These things rather speak for themselves.
Typical domestic internet access speed
1999: 56kbps
2009: 10Mbps
Time to download a 4Mb file (approximate)
1999: 10 minutes
2009: 4 seconds
Typical internet service costs
1999: £49.99/month anytime access, or 1-4p/min
2009: £10/month
Browser Market Share (approximate)
1999: Internet Explorer 75%, Netscape Navigator 25%
2009: Internet Explorer 60%, Firefox 30%, others 10%
(note Internet Explorer usage peaked in 2004 at 95%)

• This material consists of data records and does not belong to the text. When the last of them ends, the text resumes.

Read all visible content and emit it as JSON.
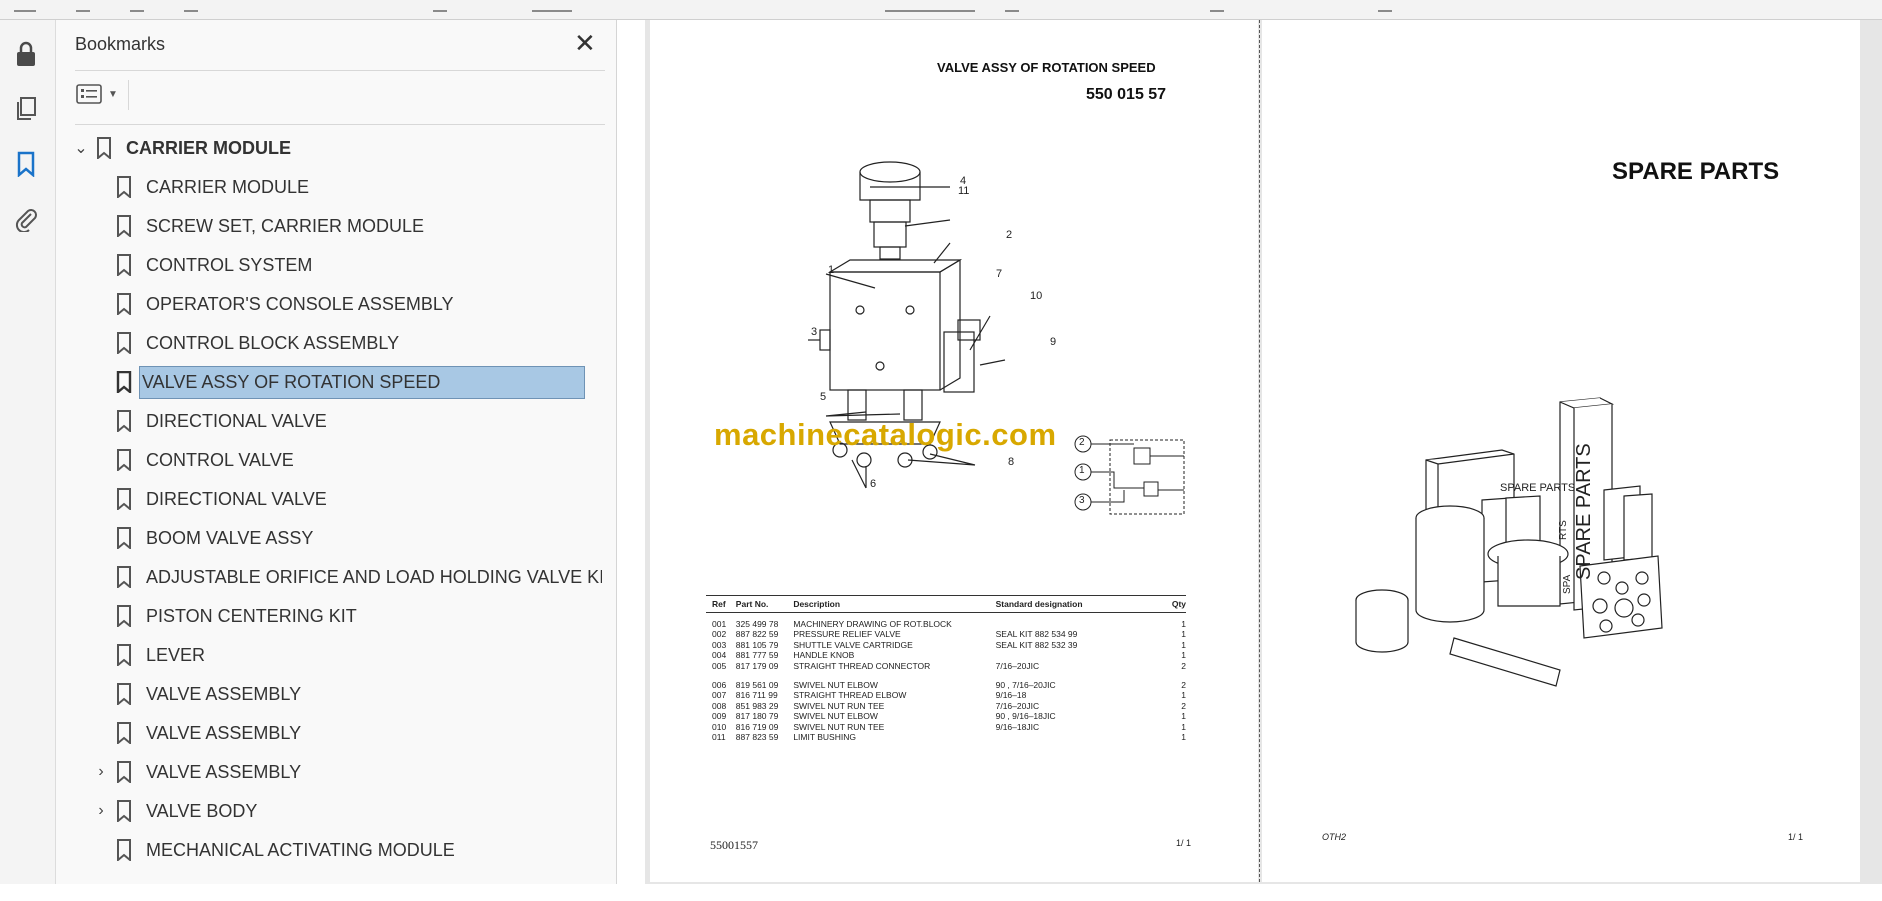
{
  "panel": {
    "title": "Bookmarks",
    "close_label": "✕"
  },
  "bookmarks": [
    {
      "label": "CARRIER MODULE",
      "level": 0,
      "expander": "down"
    },
    {
      "label": "CARRIER MODULE",
      "level": 1
    },
    {
      "label": "SCREW SET, CARRIER MODULE",
      "level": 1
    },
    {
      "label": "CONTROL SYSTEM",
      "level": 1
    },
    {
      "label": "OPERATOR'S CONSOLE ASSEMBLY",
      "level": 1
    },
    {
      "label": "CONTROL BLOCK ASSEMBLY",
      "level": 1
    },
    {
      "label": "VALVE ASSY OF ROTATION SPEED",
      "level": 1,
      "selected": true
    },
    {
      "label": "DIRECTIONAL VALVE",
      "level": 1
    },
    {
      "label": "CONTROL VALVE",
      "level": 1
    },
    {
      "label": "DIRECTIONAL VALVE",
      "level": 1
    },
    {
      "label": "BOOM VALVE ASSY",
      "level": 1
    },
    {
      "label": "ADJUSTABLE ORIFICE AND LOAD HOLDING VALVE KIT",
      "level": 1
    },
    {
      "label": "PISTON CENTERING KIT",
      "level": 1
    },
    {
      "label": "LEVER",
      "level": 1
    },
    {
      "label": "VALVE ASSEMBLY",
      "level": 1
    },
    {
      "label": "VALVE ASSEMBLY",
      "level": 1
    },
    {
      "label": "VALVE ASSEMBLY",
      "level": 1,
      "expander": "right"
    },
    {
      "label": "VALVE BODY",
      "level": 1,
      "expander": "right"
    },
    {
      "label": "MECHANICAL ACTIVATING MODULE",
      "level": 1
    }
  ],
  "page1": {
    "title": "VALVE ASSY OF ROTATION SPEED",
    "number": "550 015 57",
    "watermark": "machinecatalogic.com",
    "callouts": [
      "4",
      "11",
      "2",
      "1",
      "7",
      "10",
      "3",
      "9",
      "5",
      "8",
      "6"
    ],
    "schematic_labels": [
      "2",
      "1",
      "3"
    ],
    "table_headers": {
      "ref": "Ref",
      "part": "Part No.",
      "desc": "Description",
      "std": "Standard designation",
      "qty": "Qty"
    },
    "rows_a": [
      {
        "ref": "001",
        "part": "325 499 78",
        "desc": "MACHINERY DRAWING OF ROT.BLOCK",
        "std": "",
        "qty": "1"
      },
      {
        "ref": "002",
        "part": "887 822 59",
        "desc": "PRESSURE RELIEF VALVE",
        "std": "SEAL KIT  882 534 99",
        "qty": "1"
      },
      {
        "ref": "003",
        "part": "881 105 79",
        "desc": "SHUTTLE VALVE CARTRIDGE",
        "std": "SEAL KIT  882 532 39",
        "qty": "1"
      },
      {
        "ref": "004",
        "part": "881 777 59",
        "desc": "HANDLE KNOB",
        "std": "",
        "qty": "1"
      },
      {
        "ref": "005",
        "part": "817 179 09",
        "desc": "STRAIGHT THREAD CONNECTOR",
        "std": "7/16–20JIC",
        "qty": "2"
      }
    ],
    "rows_b": [
      {
        "ref": "006",
        "part": "819 561 09",
        "desc": "SWIVEL NUT ELBOW",
        "std": "90 , 7/16–20JIC",
        "qty": "2"
      },
      {
        "ref": "007",
        "part": "816 711 99",
        "desc": "STRAIGHT THREAD ELBOW",
        "std": "9/16–18",
        "qty": "1"
      },
      {
        "ref": "008",
        "part": "851 983 29",
        "desc": "SWIVEL NUT RUN TEE",
        "std": "7/16–20JIC",
        "qty": "2"
      },
      {
        "ref": "009",
        "part": "817 180 79",
        "desc": "SWIVEL NUT ELBOW",
        "std": "90 , 9/16–18JIC",
        "qty": "1"
      },
      {
        "ref": "010",
        "part": "816 719 09",
        "desc": "SWIVEL NUT RUN TEE",
        "std": "9/16–18JIC",
        "qty": "1"
      },
      {
        "ref": "011",
        "part": "887 823 59",
        "desc": "LIMIT BUSHING",
        "std": "",
        "qty": "1"
      }
    ],
    "footer_left": "55001557",
    "footer_right": "1/  1"
  },
  "page2": {
    "title": "SPARE PARTS",
    "box_label_1": "SPARE PARTS",
    "box_label_2": "SPARE PARTS",
    "box_label_3": "RTS",
    "box_label_4": "SPA",
    "footer_left": "OTH2",
    "footer_right": "1/  1"
  }
}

Search Engine Usage (approximate)
1999: Yahoo 40%, AltaVista 12%, Lycos 5%, Excite 4%
2000: Google 95%, Bing 2%, Yahoo 2%
UK Internet Advertising Spending
1999: £51 million
2009: £3,500 million (forecast)
Google Advertising Revenue
1999: 0
2009: US$ 22 billion
Ten Things Which Weren’t Around In 1999
Google (unless you were a real nerd!)
MP3 players (as above!)
Broadband internet access at home
Internet access – or cameras – on mobile phones
Writing your own DVDs
Windows 2000, ME, XP, Vista, 7, Mac OS X, etc
Facebook, YouTube, Twitter
AdWords
Wikipedia
Blogs
I think the point of all this is to say: if all this happened in what was the first full decade of the internet for most of the world, just what is going to happen in the next? I can’t wait to look back on this in ten years’ time, and see which trends continued at these sorts of rates. Will our web access speeds rise to 2Gb/s? Will internet advertising’s market share carry on past the current 25% to 50% or even more? Will we even be able to distinguish between radio, TV and the internet any longer? Your guess is as good as mine.